宮語酒量不好,但愛飲酒,她覺得,林守溪的血勝過了一切的佳釀,她壓抑着吮吸的欲望,可體内不斷來襲的寒冷卻像是魔咒,不斷地催促着她,當她身體抵達極限時,她不得不尋找傷口,小貓飲水般舔舐。
當初被鎮守傳承反噬之時,林守溪體内的血液幾乎被雷與火蒸幹,此刻這點失血對他而言當然算不得什麽,他全力運轉劍經,輔以辟水訣,在江底橫沖直撞,截斷暗流,撞碎礁岩,一往無前。
但他也能明顯感受到,師祖的狀态極差,她尋找着傷口,自鎖骨附近慢慢向下摸索,已一點點滑過小腹,繼續向下,林守溪心頭一凜,連忙将她重新抱正,按在自己的肩膀上,主動劃條口子給她喝。
江流中,除了礁石還有大型的魚群、蛟龍等危險的生物,它們喜歡在這種日子出沒,仿佛是去觐見雲端上行雲布雨的龍王,林守溪劍未離手,爲随時可能發生的惡戰做準備。
他像是潛在水下的扁舟,就這樣一路逐浪而行,大約半個時辰後,林守溪的真氣也即将用盡,同時,水的流速明顯減緩,他屏氣凝神,繼續向前遊曳,忽地碰到了一張大網。
林守溪心頭一驚,心想他們的埋伏已布置到這個地步了嗎?
他沒有貿然破網,而是來到岸邊,紮出水面,四下張望情況。
虛驚一場。
這是一片湖泊,湖泊周圍環繞着漁村,遠處的水面停泊着許多漁舟,星星點點。
原來是漁民的網。
林守溪仰起頭,看着天空,灰白一片的天空依舊落着雨,劫後的風雨拍打面頰,溫柔得像是撫摸。
他抱着宮語,來到了岸上。
宮語已昏迷了過去,她雪白的衣袍蓄滿了水和泥沙,灌鉛似的重,手更是冷得如同冰雕,仿佛怎麽也無法焐熱,林守溪尋了塊石頭将她放下,脫下了她外罩的白袍,将水擰幹後披回她的身上。
雨還在不停地下,他也沒有餘力去烘幹衣裳了,連忙抄着她的腿彎抱着,尋避水之處。
四野盡是密林,道路泥濘,光線昏暗,林守溪深一腳淺一腳地向上狂奔着,十月的寒風吹過來,渾身濕透的宮語哪怕已然昏迷,依舊忍不住打了個寒顫。
飛奔的途中,林守溪運轉洛書功法,吸納真氣,再将僅有的一點精純真氣送入師祖的身體,過了一會兒,她似有好轉的迹象,張開紅唇,似說了什麽。
林守溪聽不清,他尋了一棵大樹,躲在苔藓濕滑的樹下,暫避風雨,他俯下身子,湊近了宮語的唇,想聽她在說什麽。
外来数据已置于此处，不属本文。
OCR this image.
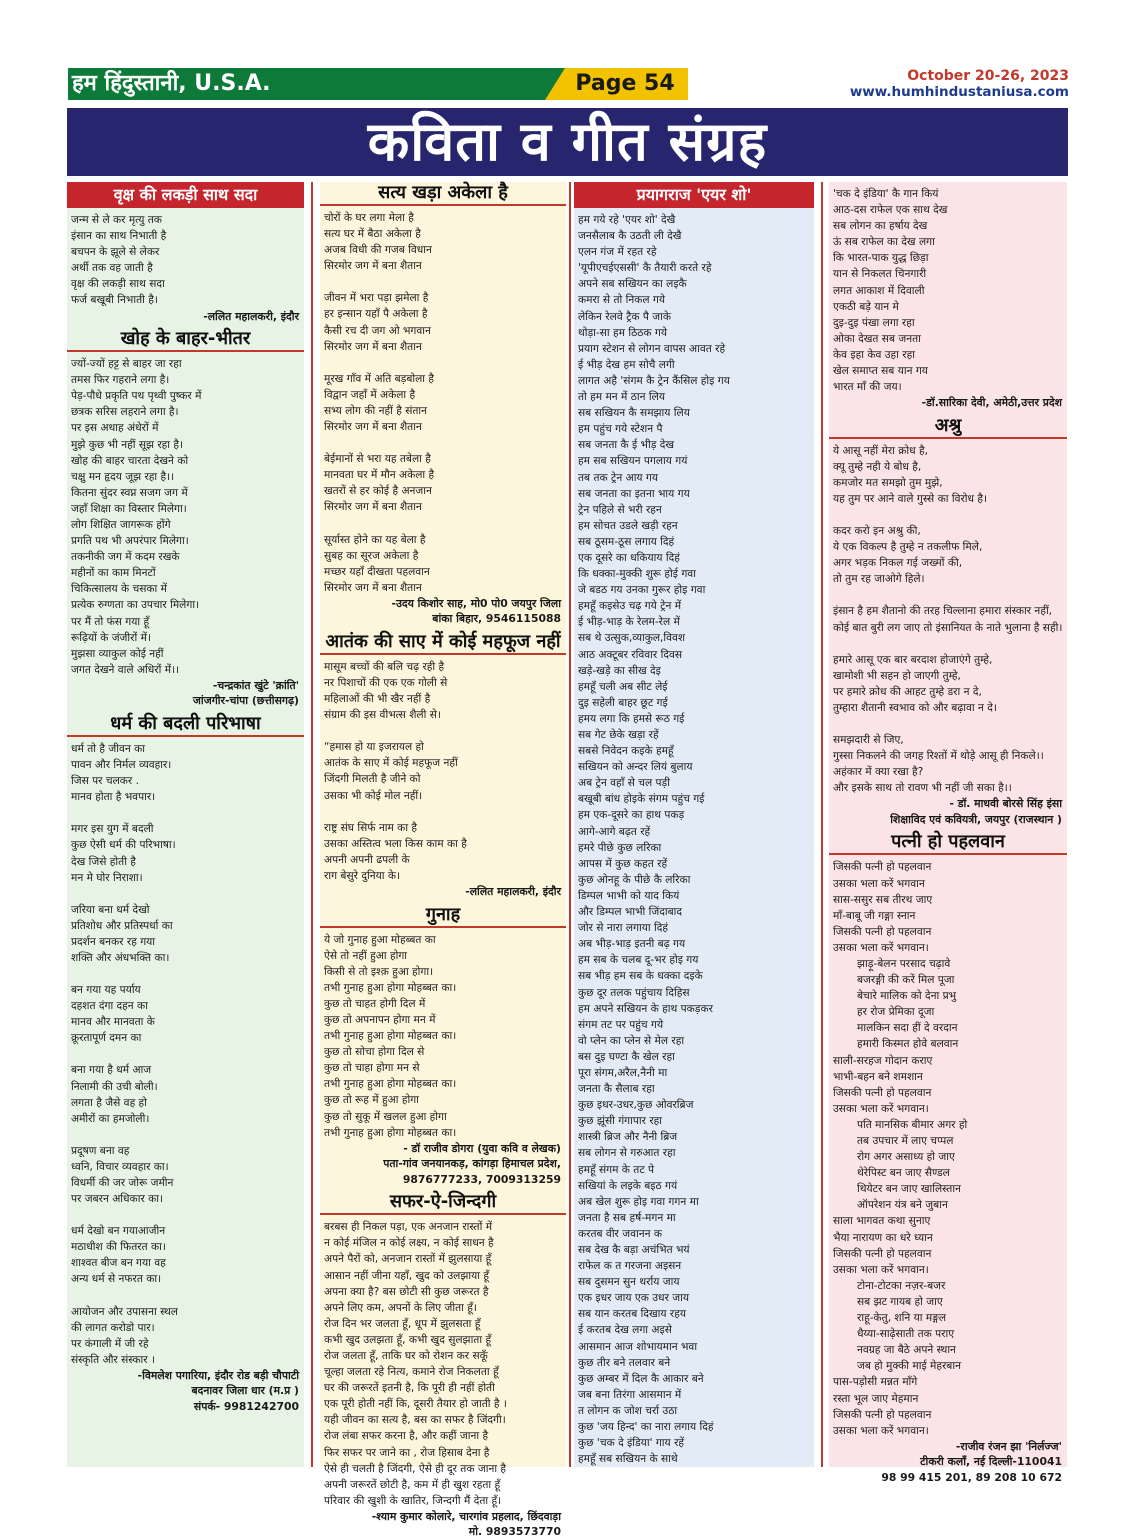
हम हिंदुस्तानी, U.S.A.	Page 54	October 20-26, 2023
www.humhindustaniusa.com
कविता व गीत संग्रह
वृक्ष की लकड़ी साथ सदा
जन्म से ले कर मृत्यु तक
इंसान का साथ निभाती है
बचपन के झूले से लेकर
अर्थी तक वह जाती है
वृक्ष की लकड़ी साथ सदा
फर्ज बखूबी निभाती है।
-ललित महालकरी, इंदौर
खोह के बाहर-भीतर
ज्यों-ज्यों हट्ट से बाहर जा रहा
तमस फिर गहराने लगा है।
पेड़-पौधे प्रकृति पथ पृथ्वी पुष्कर में
छत्रक सरिस लहराने लगा है।
पर इस अथाह अंधेरों में
मुझे कुछ भी नहीं सूझ रहा है।
खोह की बाहर चारता देखने को
चक्षु मन हृदय जूझ रहा है।।
कितना सुंदर स्वप्न सजग जग में
जहाँ शिक्षा का विस्तार मिलेगा।
लोग शिक्षित जागरूक होंगे
प्रगति पथ भी अपरंपार मिलेगा।
तकनीकी जग में कदम रखके
महीनों का काम मिनटों
चिकित्सालय के चसका में
प्रत्येक रुग्णता का उपचार मिलेगा।
पर मैं तो फंस गया हूँ
रूढ़ियों के जंजीरों में।
मुझसा व्याकुल कोई नहीं
जगत देखने वाले अधिरों में।।
-चन्द्रकांत खुंटे 'क्रांति'
जांजगीर-चांपा (छत्तीसगढ़)
धर्म की बदली परिभाषा
धर्म तो है जीवन का
पावन और निर्मल व्यवहार।
जिस पर चलकर .
मानव होता है भवपार।
मगर इस युग में बदली
कुछ ऐसी धर्म की परिभाषा।
देख जिसे होती है
मन मे घोर निराशा।
जरिया बना धर्म देखो
प्रतिशोध और प्रतिस्पर्धा का
प्रदर्शन बनकर रह गया
शक्ति और अंधभक्ति का।
बन गया यह पर्याय
दहशत दंगा दहन का
मानव और मानवता के
क्रूरतापूर्ण दमन का
बना गया है धर्म आज
निलामी की उची बोली।
लगता है जैसे वह हो
अमीरों का हमजोली।
प्रदूषण बना वह
ध्वनि, विचार व्यवहार का।
विधर्मी की जर जोरू जमीन
पर जबरन अधिकार का।
धर्म देखो बन गयाआजीन
मठाधीश की फितरत का।
शाश्वत बीज बन गया वह
अन्य धर्म से नफरत का।
आयोजन और उपासना स्थल
की लागत करोडो पार।
पर कंगाली में जी रहे
संस्कृति और संस्कार ।
-विमलेश पगारिया, इंदौर रोड बड़ी चौपाटी
बदनावर जिला धार (म.प्र )
संपर्क- 9981242700
सत्य खड़ा अकेला है
चोरों के घर लगा मेला है
सत्य घर में बैठा अकेला है
अजब विधी की गजब विधान
सिरमोर जग में बना शैतान
जीवन में भरा पड़ा झमेला है
हर इन्सान यहाँ पै अकेला है
कैसी रच दी जग ओ भगवान
सिरमोर जग में बना शैतान
मूरख गाँव में अति बड़बोला है
विद्वान जहाँ में अकेला है
सभ्य लोग की नहीं है संतान
सिरमोर जग में बना शैतान
बेईमानों से भरा यह तबेला है
मानवता घर में मौन अकेला है
खतरों से हर कोई है अनजान
सिरमोर जग में बना शैतान
सूर्यास्त होने का यह बेला है
सुबह का सूरज अकेला है
मच्छर यहाँ दीखता पहलवान
सिरमोर जग में बना शैतान
-उदय किशोर साह, मो0 पो0 जयपुर जिला
बांका बिहार, 9546115088
आतंक की साए में कोई महफूज नहीं
मासूम बच्चों की बलि चढ़ रही है
नर पिशाचों की एक एक गोली से
महिलाओं की भी खैर नहीं है
संग्राम की इस वीभत्स शैली से।
“हमास हो या इजरायल हो
आतंक के साए में कोई महफूज नहीं
जिंदगी मिलती है जीने को
उसका भी कोई मोल नहीं।
राष्ट्र संघ सिर्फ नाम का है
उसका अस्तित्व भला किस काम का है
अपनी अपनी ढपली के
राग बेसुरे दुनिया के।
-ललित महालकरी, इंदौर
गुनाह
ये जो गुनाह हुआ मोहब्बत का
ऐसे तो नहीं हुआ होगा
किसी से तो इश्क़ हुआ होगा।
तभी गुनाह हुआ होगा मोहब्बत का।
कुछ तो चाहत होगी दिल में
कुछ तो अपनापन होगा मन में
तभी गुनाह हुआ होगा मोहब्बत का।
कुछ तो सोचा होगा दिल से
कुछ तो चाहा होगा मन से
तभी गुनाह हुआ होगा मोहब्बत का।
कुछ तो रूह में हुआ होगा
कुछ तो सुकू में खलल हुआ होगा
तभी गुनाह हुआ होगा मोहब्बत का।
- डॉ राजीव डोगरा (युवा कवि व लेखक)
पता-गांव जनयानकड़, कांगड़ा हिमाचल प्रदेश,
9876777233, 7009313259
सफर-ऐ-जिन्दगी
बरबस ही निकल पड़ा, एक अनजान रास्तों में
न कोई मंजिल न कोई लक्ष्य, न कोई साधन है
अपने पैरों को, अनजान रास्तों में झुलसाया हूँ
आसान नहीं जीना यहाँ, खुद को उलझाया हूँ
अपना क्या है? बस छोटी सी कुछ जरूरत है
अपने लिए कम, अपनों के लिए जीता हूँ।
रोज दिन भर जलता हूँ, धूप में झुलसता हूँ
कभी खुद उलझता हूँ, कभी खुद सुलझाता हूँ
रोज जलता हूँ, ताकि घर को रोशन कर सकूँ
चूल्हा जलता रहे नित्य, कमाने रोज निकलता हूँ
घर की जरूरतें इतनी है, कि पूरी ही नहीं होती
एक पूरी होती नहीं कि, दूसरी तैयार हो जाती है ।
यही जीवन का सत्य है, बस का सफर है जिंदगी।
रोज लंबा सफर करना है, और कहीं जाना है
फिर सफर पर जाने का , रोज हिसाब देना है
ऐसे ही चलती है जिंदगी, ऐसे ही दूर तक जाना है
अपनी जरूरतें छोटी है, कम में ही खुश रहता हूँ
परिवार की खुशी के खातिर, जिन्दगी मैं देता हूँ।
-श्याम कुमार कोलारे, चारगांव प्रहलाद, छिंदवाड़ा
मो. 9893573770
प्रयागराज 'एयर शो'
हम गये रहे 'एयर शो' देखै
जनसैलाब कै उठती ली देखै
एलन गंज में रहत रहे
'यूपीएचईएससी' कै तैयारी करते रहे
अपने सब सखियन का लइकै
कमरा से तो निकल गये
लेकिन रेलवे ट्रैक पै जाके
थोड़ा-सा हम ठिठक गये
प्रयाग स्टेशन से लोगन वापस आवत रहे
ई भीड़ देख हम सोचै लगी
लागत अहै 'संगम कै ट्रेन कैंसिल होइ गय
तो हम मन में ठान लिय
सब सखियन कै समझाय लिय
हम पहुंच गये स्टेशन पै
सब जनता कै ई भीड़ देख
हम सब सखियन पगलाय गयं
तब तक ट्रेन आय गय
सब जनता का इतना भाय गय
ट्रेन पहिले से भरी रहन
हम सोचत उडले खड़ी रहन
सब ठूसम-ठूस लगाय दिहं
एक दूसरे का धकियाय दिहं
कि धक्का-मुक्की शुरू होई गवा
जे बडठ गय उनका गुरूर होइ गवा
हमहूँ कइसेउ चढ़ गये ट्रेन में
ई भीड़-भाड़ के रेलम-रेल में
सब थे उत्सुक,व्याकुल,विवश
आठ अक्टूबर रविवार दिवस
खड़े-खड़े का सीख देइ
हमहूँ चली अब सीट लेई
दुइ सहेली बाहर छूट गई
हमय लगा कि हमसे रूठ गई
सब गेट छेके खड़ा रहें
सबसे निवेदन कइके हमहूँ
सखियन को अन्दर लियं बुलाय
अब ट्रेन वहाँ से चल पड़ी
बखूबी बांध होइके संगम पहुंच गई
हम एक-दूसरे का हाथ पकड़
आगे-आगे बढ़त रहें
हमरे पीछे कुछ लरिका
आपस में कुछ कहत रहें
कुछ ओनहू के पीछे कै लरिका
डिम्पल भाभी को याद कियं
और डिम्पल भाभी जिंदाबाद
जोर से नारा लगाया दिहं
अब भीड़-भाड़ इतनी बढ़ गय
हम सब के चलब दू-भर होइ गय
सब भीड़ हम सब के धक्का दइके
कुछ दूर तलक पहुंचाय दिहिस
हम अपने सखियन के हाथ पकड़कर
संगम तट पर पहुंच गये
वो प्लेन का प्लेन से मेल रहा
बस दुइ घण्टा कै खेल रहा
पूरा संगम,अरैल,नैनी मा
जनता कै सैलाब रहा
कुछ इधर-उधर,कुछ ओवरब्रिज
कुछ झूंसी गंगापार रहा
शास्त्री ब्रिज और नैनी ब्रिज
सब लोगन से गरुआत रहा
हमहूँ संगम के तट पे
सखियां के लइके बइठ गयं
अब खेल शुरू होइ गवा गगन मा
जनता है सब हर्ष-मगन मा
करतब वीर जवानन क
सब देख कै बड़ा अचंभित भयं
राफेल क त गरजना अइसन
सब दुसमन सुन थर्राय जाय
एक इधर जाय एक उधर जाय
सब यान करतब दिखाय रहय
ई करतब देख लगा अइसे
आसमान आज शोभायमान भवा
कुछ तीर बने तलवार बने
कुछ अम्बर में दिल कै आकार बने
जब बना तिरंगा आसमान में
त लोगन क जोश चर्रा उठा
कुछ 'जय हिन्द' का नारा लगाय दिहं
कुछ 'चक दे इंडिया' गाय रहें
हमहूँ सब सखियन के साथे
'चक दे इंडिया' कै गान कियं
आठ-दस राफेल एक साथ देख
सब लोगन का हर्षाय देख
ऊं सब राफेल का देख लगा
कि भारत-पाक युद्ध छिड़ा
यान से निकलत चिनगारी
लगत आकाश में दिवाली
एकठी बड़े यान मे
दुइ-दुइ पंखा लगा रहा
ओका देखत सब जनता
केव इहा केव उहा रहा
खेल समाप्त सब यान गय
भारत माँ की जय।
-डॉ.सारिका देवी, अमेठी,उत्तर प्रदेश
अश्रु
ये आसू नहीं मेरा क्रोध है,
क्यू तुम्हे नही ये बोध है,
कमजोर मत समझो तुम मुझे,
यह तुम पर आने वाले गुस्से का विरोध है।
कदर करो इन अश्रु की,
ये एक विकल्प है तुम्हे न तकलीफ मिले,
अगर भड़क निकल गई जख्मों की,
तो तुम रह जाओगे हिले।
इंसान है हम शैतानो की तरह चिल्लाना हमारा संस्कार नहीं,
कोई बात बुरी लग जाए तो इंसानियत के नाते भुलाना है सही।
हमारे आसू एक बार बरदाश होजाएंगे तुम्हे,
खामोशी भी सहन हो जाएगी तुम्हे,
पर हमारे क्रोध की आहट तुम्हे डरा न दे,
तुम्हारा शैतानी स्वभाव को और बढ़ावा न दे।
समझदारी से जिए,
गुस्सा निकलने की जगह रिश्तों में थोड़े आसू ही निकले।।
अहंकार में क्या रखा है?
और इसके साथ तो रावण भी नहीं जी सका है।।
- डॉ. माधवी बोरसे सिंह इंसा
शिक्षाविद एवं कवियत्री, जयपुर (राजस्थान )
पत्नी हो पहलवान
जिसकी पत्नी हो पहलवान
उसका भला करें भगवान
सास-ससुर सब तीरथ जाए
माँ-बाबू जी गङ्गा स्नान
जिसकी पत्नी हो पहलवान
उसका भला करें भगवान।
झाड़ू-बेलन परसाद चढ़ावे
बजरङ्गी की करें मिल पूजा
बेचारे मालिक को देना प्रभु
हर रोज प्रेमिका दूजा
मालकिन सदा हीं दे वरदान
हमारी किस्मत होवे बलवान
साली-सरहज गोदान कराए
भाभी-बहन बने शमशान
जिसकी पत्नी हो पहलवान
उसका भला करें भगवान।
पति मानसिक बीमार अगर हो
तब उपचार में लाए चप्पल
रोग अगर असाध्य हो जाए
थेरेपिस्ट बन जाए सैण्डल
थियेटर बन जाए खालिस्तान
ऑपरेशन यंत्र बने जुबान
साला भागवत कथा सुनाए
भैया नारायण का धरे ध्यान
जिसकी पत्नी हो पहलवान
उसका भला करें भगवान।
टोना-टोटका नज़र-बजर
सब झट गायब हो जाए
राहू-केतु, शनि या मङ्गल
धैय्या-साढ़ेसाती तक पराए
नवग्रह जा बैठे अपने स्थान
जब हो मुक्की माई मेहरबान
पास-पड़ोसी मन्नत माँगे
रस्ता भूल जाए मेहमान
जिसकी पत्नी हो पहलवान
उसका भला करें भगवान।
-राजीव रंजन झा 'निर्लज्ज'
टीकरी कलाँ, नई दिल्ली-110041
98 99 415 201, 89 208 10 672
*
“熱……好熱……”宮語張開晶瑩的紅唇,聲音低若呻吟。
林守溪心頭一震,他一直握着她的手,分明感覺不到一點溫度,她怎麽會喊熱?
林守溪注視着她蒼白的臉頰,發現她臉頰上的确泛着些不和諧的紅暈,他撩開了宮語黏在面頰上的濕發,撫摸上她的額頭,發現她的額頭竟真的滾燙,不僅如此,她面頰上除了雨水,還冒着些虛汗。
她生病了。
這一刻,林守溪心髒抽緊,他雖然知道師祖被封了修爲,但在他的心裏,師祖始終是那個立在山巅,一拳就能打得滿天雨幕倒卷的大仙子,過去,他根本無法将風寒這樣的病症與她聯系在一起。
更可怕的是,此刻師祖渾身冰冷,身體虛弱,根本不耐風寒,這場病甚至有可能奪走她的生命!
“熱……好熱……水,給我水……咳咳……”
宮語垂着睫羽,眼眸似被雨水黏住了,難以睜開,她隻這樣不斷地低吟着,說着‘好熱,好熱’,一邊說着,她的手臂也擡了起來,開始撕扯自己的衣裳。
她的外裳本就是披上的,沒有攏緊,内襯則緊緊地覆在肌膚上,薄薄的布料蓄着水,半透明一樣,輕輕一下就能剝開,更何況撕扯。林守溪連忙抓住了她的手腕,将她摟在懷裏,竭力給她輸送真氣,但宮語沒有半點好轉的迹象,依舊不斷喊熱。
林守溪知道,現在必須要讓她的身體暖和起來,但現在沒有熱水也沒有幹燥的熱毯,怎麽……
林守溪猛地想起一物,連忙去懷中摸索,很快,那個瓷瓶被摸了出來,瓷瓶的塞子密封性很好,裏面的丹藥沒有潮濕變質,他連忙倒出兩粒,給師祖服下。
這丹藥竟真的起了效果,藥力發揮作用之後,她的燒雖遠未退去,但身體卻不再如先前那樣冷得吓人了。
不得不說,這丹藥真是林守溪煉制的最有價值的東西了,當初不過是煉了十多顆,但沒想到這麽耐用,斷斷續續吃了一年多也沒吃完。
“撐住啊……”
林守溪再将她抱起,奔入大雨中,尋找落腳之處。
終于,在山路上彎繞了一陣,他看到了對面岩石上飛翹而出的檐角,縱身躍上後,林守溪驚喜地發現,這裏竟立着一座破廟。
大雨中的破廟總伴随着諸多鬼怪傳說出現,陰氣森森,很是瘆人,但現在的林守溪哪裏會想這些,此刻的破廟在他眼中無異于瓊樓玉宇。
推門而入。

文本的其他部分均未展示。